Of any of these critical materials, COPPER and its many alloys may be the only ones that are the building block for all essential goods and services. Without it, none of the above are possible.

  • Copper wire, cable and copper alloy sheet, strip, and plate electrical connectors and components and the complex electrical equipment made using these components (motors, transformers, switch gear, switches, breakers, receptacles/outlets…) safely and effectively generate and deliver power to our homes, our hospitals, our manufacturing facilities, our grocery stores, within our vehicles. Copper keeps the lights on, the machines working, and the trucks moving. Copper ensures the reliable delivery of distributed energy from onsite solar panels, wind generation, ancillary power sources, and large-scale battery storage to keep critical facilities functioning even when grid power is lost.

    Copper powers the data centers, cell towers, servers and all the equipment necessary for us to communicate and function in a digital world. Computers, cell phones, televisions, radios all rely on copper products to deliver and manage power and data.

  • Copper tube and fittings, brass and bronze valves and other piping components deliver safe drinking water to homes and businesses, life-saving medical gases to patients in medical facilities, refrigerant and hot/chilled water to heating, ventilating, cooling and refrigeration systems to maintain habitable and safe building environments, maintain the safety, longevity and availability of perishable foods and items in our stores and in shipment.

  • Copper, brass, bronze and other copper alloy rod, bar and cast products become the basic building blocks of complex machined parts, bearings, valves, that keep engines running, airplanes flying, fire trucks responding, tractors plowing, medical ventilators and equipment saving lives… brass, bronze and copper alloy machined parts are used so broadly, across so many types of critical equipment that they are impossible to list comprehensively. Copper and copper alloy touch surfaces prevent the growth and spread of dangerous pathogens on frequently touched surfaces. Copper and many of its alloys (over 800) are naturally antimicrobial and are used to manufacture self-sanitizing surfaces that can assist in slowing the spread of infectious diseases, including COVID-19, in current and future outbreaks.

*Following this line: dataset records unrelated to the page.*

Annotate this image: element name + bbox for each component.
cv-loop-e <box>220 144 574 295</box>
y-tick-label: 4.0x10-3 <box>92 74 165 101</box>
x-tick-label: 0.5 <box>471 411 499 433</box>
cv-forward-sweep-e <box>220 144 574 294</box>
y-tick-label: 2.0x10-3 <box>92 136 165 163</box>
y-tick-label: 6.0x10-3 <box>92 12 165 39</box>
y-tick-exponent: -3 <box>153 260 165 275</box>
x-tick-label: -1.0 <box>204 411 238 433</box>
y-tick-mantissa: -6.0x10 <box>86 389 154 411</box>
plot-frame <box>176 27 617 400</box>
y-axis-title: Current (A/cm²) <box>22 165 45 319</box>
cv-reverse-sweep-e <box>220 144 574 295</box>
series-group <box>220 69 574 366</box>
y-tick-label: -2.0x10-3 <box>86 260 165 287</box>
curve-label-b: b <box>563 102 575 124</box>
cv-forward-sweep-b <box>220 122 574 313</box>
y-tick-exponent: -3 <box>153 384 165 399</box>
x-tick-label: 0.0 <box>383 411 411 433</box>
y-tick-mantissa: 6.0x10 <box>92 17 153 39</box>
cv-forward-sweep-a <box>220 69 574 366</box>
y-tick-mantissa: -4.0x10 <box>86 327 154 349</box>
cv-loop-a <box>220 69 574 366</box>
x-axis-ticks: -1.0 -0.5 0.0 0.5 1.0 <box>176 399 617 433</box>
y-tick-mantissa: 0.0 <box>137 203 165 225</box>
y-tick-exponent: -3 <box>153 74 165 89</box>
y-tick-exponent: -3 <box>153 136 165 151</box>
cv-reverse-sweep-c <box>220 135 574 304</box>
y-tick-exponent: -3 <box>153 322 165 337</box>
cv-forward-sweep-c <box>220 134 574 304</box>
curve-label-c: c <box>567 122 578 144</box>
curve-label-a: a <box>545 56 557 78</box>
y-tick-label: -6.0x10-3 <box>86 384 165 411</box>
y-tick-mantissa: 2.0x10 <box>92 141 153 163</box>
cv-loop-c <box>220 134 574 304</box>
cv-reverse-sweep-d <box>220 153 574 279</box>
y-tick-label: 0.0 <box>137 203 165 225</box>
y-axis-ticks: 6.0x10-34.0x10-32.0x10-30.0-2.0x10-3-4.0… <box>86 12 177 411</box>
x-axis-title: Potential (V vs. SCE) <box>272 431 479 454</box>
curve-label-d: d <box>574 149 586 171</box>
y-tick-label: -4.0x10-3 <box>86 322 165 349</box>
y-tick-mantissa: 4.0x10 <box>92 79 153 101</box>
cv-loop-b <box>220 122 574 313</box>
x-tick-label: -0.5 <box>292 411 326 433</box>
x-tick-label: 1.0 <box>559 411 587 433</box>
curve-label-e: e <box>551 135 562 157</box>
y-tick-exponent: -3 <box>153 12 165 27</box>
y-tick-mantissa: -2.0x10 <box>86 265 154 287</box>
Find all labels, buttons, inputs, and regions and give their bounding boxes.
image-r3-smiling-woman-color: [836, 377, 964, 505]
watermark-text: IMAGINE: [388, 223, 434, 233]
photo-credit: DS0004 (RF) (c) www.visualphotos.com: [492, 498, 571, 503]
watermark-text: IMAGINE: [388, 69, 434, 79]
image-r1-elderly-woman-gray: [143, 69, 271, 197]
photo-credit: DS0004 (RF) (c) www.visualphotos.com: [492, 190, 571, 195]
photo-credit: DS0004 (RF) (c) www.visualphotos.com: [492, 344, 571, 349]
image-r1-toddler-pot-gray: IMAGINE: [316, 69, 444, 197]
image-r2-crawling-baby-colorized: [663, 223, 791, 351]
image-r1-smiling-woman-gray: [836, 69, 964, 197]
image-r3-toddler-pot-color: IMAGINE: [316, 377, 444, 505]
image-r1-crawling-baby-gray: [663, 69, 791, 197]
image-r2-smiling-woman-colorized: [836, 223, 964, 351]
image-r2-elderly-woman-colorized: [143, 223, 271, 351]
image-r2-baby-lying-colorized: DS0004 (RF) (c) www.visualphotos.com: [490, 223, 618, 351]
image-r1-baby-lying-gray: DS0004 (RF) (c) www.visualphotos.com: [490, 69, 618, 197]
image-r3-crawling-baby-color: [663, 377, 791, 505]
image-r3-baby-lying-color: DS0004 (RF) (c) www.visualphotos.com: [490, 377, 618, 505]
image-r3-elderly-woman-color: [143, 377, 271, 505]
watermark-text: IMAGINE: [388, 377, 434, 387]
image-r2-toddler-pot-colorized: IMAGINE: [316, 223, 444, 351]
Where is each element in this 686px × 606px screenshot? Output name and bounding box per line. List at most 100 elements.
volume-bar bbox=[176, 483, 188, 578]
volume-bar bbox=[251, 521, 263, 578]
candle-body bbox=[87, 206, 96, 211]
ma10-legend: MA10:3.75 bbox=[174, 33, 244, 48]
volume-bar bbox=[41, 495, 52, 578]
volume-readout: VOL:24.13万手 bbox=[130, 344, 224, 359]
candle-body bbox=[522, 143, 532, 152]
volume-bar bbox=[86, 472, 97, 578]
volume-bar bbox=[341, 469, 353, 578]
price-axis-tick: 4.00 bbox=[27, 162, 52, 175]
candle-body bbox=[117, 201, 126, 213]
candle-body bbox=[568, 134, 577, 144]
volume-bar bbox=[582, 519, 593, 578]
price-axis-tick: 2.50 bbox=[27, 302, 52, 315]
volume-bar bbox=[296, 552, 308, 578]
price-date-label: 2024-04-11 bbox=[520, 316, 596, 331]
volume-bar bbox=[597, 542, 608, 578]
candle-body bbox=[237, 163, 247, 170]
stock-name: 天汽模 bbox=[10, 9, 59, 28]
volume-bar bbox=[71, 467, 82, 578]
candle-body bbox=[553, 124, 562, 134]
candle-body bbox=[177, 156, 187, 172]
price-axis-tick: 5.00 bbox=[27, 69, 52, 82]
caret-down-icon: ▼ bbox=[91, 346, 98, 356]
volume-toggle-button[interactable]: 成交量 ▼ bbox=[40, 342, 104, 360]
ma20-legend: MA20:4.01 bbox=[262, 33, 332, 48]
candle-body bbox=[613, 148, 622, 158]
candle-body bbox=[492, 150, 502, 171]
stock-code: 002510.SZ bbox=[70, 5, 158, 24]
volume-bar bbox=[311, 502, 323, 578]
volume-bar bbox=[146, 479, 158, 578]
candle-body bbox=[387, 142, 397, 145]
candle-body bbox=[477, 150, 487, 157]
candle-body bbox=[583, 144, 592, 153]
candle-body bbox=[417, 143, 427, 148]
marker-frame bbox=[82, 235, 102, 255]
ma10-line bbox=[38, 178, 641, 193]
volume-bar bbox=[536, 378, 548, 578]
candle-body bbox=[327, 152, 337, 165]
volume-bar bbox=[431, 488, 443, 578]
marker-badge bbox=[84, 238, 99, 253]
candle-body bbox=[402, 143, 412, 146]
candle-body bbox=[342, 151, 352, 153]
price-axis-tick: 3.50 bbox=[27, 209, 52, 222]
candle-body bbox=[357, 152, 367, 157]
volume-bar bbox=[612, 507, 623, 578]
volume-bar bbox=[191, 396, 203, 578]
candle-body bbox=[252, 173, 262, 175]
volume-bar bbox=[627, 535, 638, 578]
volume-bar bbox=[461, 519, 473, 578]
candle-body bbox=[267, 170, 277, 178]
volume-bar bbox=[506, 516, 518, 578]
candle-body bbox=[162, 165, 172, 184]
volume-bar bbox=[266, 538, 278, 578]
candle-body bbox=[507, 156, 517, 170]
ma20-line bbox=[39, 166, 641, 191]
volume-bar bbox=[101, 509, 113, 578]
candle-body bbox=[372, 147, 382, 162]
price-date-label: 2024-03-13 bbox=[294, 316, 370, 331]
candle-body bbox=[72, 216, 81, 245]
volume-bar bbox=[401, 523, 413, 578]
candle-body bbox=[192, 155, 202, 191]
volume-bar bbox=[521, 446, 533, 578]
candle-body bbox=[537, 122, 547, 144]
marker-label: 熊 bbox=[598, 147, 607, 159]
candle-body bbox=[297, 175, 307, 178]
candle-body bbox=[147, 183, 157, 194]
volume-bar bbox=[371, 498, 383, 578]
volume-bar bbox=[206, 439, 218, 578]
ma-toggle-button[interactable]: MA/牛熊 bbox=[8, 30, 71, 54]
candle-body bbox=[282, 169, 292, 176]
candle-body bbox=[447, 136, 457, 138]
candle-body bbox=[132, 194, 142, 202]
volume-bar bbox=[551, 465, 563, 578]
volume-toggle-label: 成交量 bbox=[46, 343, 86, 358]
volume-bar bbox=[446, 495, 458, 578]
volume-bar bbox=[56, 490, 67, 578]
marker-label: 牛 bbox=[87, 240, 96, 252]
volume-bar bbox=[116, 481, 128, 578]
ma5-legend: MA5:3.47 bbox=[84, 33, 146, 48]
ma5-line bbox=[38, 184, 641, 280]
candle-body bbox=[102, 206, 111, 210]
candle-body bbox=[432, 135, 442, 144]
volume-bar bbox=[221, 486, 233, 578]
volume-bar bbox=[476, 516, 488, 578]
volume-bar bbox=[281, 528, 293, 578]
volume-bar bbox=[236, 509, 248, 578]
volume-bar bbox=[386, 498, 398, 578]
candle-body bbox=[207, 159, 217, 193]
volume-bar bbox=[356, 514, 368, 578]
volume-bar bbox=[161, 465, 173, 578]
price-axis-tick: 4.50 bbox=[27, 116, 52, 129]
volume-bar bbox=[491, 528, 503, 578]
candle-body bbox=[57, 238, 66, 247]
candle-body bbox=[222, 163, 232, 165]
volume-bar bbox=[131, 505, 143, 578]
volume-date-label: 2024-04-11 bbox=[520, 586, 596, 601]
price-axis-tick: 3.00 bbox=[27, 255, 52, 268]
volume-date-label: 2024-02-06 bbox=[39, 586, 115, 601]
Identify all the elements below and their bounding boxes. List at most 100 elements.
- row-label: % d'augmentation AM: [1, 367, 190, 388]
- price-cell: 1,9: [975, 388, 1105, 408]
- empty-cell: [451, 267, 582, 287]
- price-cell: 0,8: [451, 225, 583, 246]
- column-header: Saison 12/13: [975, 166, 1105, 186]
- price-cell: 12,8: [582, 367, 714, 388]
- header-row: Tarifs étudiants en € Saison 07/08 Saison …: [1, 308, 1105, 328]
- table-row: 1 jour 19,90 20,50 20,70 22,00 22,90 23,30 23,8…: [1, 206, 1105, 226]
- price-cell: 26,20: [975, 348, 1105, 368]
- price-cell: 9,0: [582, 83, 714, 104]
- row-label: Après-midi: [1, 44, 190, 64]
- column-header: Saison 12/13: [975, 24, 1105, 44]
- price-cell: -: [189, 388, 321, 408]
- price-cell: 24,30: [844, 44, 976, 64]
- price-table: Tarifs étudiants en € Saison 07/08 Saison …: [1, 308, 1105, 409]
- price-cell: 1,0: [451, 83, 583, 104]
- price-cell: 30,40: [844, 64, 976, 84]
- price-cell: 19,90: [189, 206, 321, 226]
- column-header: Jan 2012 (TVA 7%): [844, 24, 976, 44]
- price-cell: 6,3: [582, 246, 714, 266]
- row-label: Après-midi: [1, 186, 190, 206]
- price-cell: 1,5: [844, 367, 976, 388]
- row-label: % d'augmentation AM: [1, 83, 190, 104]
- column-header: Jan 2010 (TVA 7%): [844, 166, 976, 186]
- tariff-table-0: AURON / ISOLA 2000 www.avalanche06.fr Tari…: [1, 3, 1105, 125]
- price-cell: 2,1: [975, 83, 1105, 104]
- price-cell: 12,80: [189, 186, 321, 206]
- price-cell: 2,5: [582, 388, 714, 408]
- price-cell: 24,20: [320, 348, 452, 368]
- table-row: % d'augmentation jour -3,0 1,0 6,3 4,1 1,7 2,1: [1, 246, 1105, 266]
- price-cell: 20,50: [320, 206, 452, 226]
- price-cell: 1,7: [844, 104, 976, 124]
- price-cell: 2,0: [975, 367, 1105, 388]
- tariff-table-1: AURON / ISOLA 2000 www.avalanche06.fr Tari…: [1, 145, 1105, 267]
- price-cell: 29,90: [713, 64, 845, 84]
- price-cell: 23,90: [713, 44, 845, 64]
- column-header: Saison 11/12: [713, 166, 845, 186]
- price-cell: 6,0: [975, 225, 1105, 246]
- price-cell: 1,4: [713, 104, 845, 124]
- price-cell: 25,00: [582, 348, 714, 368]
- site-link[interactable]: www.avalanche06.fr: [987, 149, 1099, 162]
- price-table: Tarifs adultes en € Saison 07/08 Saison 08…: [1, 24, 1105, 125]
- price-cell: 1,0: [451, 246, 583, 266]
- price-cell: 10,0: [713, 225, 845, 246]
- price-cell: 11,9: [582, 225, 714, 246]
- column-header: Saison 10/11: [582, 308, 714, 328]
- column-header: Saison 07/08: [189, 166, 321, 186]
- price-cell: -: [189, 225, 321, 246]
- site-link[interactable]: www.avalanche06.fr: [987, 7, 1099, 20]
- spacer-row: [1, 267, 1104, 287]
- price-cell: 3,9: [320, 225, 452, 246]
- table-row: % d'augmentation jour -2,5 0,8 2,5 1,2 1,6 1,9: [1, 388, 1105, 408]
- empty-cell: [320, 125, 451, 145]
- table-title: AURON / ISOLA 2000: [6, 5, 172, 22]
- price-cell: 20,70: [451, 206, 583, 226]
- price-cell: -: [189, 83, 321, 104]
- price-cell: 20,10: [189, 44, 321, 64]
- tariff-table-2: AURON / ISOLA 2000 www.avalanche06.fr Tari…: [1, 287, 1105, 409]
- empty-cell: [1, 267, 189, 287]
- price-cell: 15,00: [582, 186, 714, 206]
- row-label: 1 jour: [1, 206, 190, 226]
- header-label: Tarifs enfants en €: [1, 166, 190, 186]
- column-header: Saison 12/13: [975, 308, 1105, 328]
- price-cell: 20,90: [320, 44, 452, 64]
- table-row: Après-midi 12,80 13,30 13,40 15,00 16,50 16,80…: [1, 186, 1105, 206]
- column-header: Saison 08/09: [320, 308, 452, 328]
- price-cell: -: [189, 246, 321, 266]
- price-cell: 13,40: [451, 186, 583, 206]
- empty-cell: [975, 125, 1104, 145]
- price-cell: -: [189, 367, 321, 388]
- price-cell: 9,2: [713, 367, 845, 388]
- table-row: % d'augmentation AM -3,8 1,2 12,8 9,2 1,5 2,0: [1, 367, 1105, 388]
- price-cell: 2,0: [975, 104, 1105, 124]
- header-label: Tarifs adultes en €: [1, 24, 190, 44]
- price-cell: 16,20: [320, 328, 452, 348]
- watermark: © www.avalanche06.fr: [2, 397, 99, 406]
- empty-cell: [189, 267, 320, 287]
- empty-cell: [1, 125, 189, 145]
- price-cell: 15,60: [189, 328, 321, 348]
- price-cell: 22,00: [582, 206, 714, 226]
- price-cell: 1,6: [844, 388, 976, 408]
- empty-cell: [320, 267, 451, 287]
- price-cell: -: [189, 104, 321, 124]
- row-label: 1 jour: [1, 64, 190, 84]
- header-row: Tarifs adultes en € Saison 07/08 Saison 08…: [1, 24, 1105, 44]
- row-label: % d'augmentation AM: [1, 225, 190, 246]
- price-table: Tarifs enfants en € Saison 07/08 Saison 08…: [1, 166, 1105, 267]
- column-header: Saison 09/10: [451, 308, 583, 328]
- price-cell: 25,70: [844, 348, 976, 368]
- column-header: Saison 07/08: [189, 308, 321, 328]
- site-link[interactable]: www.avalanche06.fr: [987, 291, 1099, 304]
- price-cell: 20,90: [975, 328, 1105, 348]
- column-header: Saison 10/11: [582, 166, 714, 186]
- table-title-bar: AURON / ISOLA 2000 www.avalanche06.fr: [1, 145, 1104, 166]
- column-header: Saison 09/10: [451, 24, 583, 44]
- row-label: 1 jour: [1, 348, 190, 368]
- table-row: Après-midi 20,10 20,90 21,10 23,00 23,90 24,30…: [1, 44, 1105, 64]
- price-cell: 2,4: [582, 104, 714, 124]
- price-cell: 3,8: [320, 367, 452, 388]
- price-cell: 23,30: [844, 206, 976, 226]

    A recent study conducted by the National Institutes of Health and the Centers for Disease Control and Prevention and published in the New England Journal of Medicine reported that the SARS-CoV-2 virus, which causes the disease COVID-19, remained viable for up to 2 to 3 days on plastic and stainless steel surfaces vs. only 4 hours on copper. Earlier research also reported that copper alloy surfaces rapidly inactivated a similar strain of coronavirus.

    EPA has already granted a public health registration to copper alloys (EPA Reg. Nos. 82012-1 to 6) after rigorous testing which demonstrated that uncoated copper alloy surfaces continuously kill >99.9% of six bacteria including the antibiotic-resistant hospital superbugs MRSA and VRE. Numerous antimicrobial copper products are available on the market including: bedrails, countertops, sinks, carts, faucets, and handles.
  • Copper alloy coins (not just pennies, which are flashed in copper, but quarters, nickels, dimes and dollars that are all made from copper alloys) can also prevent the spread of infections as they, too are antimicrobial. And, while credit cards are plastic and mobile and non-touch payments can be made from our phones and devices, all of those systems and the date generated is powered and delivered through copper and copper alloy parts.

Copper as a material is ubiquitous and critical to safe, resilient effective life- and society-supporting infrastructure, products and systems. To deliver these critical components that are the basic building blocks of life as we know it a strong, resilient and robust domestic copper industry is ABSOLUTELY CRUCIAL.

Local, state and federal governments must thus ensure that copper industry operations and employees are designated as “essential” and not included in any “shelter in place” or similar orders as we address the COVID-19 crisis.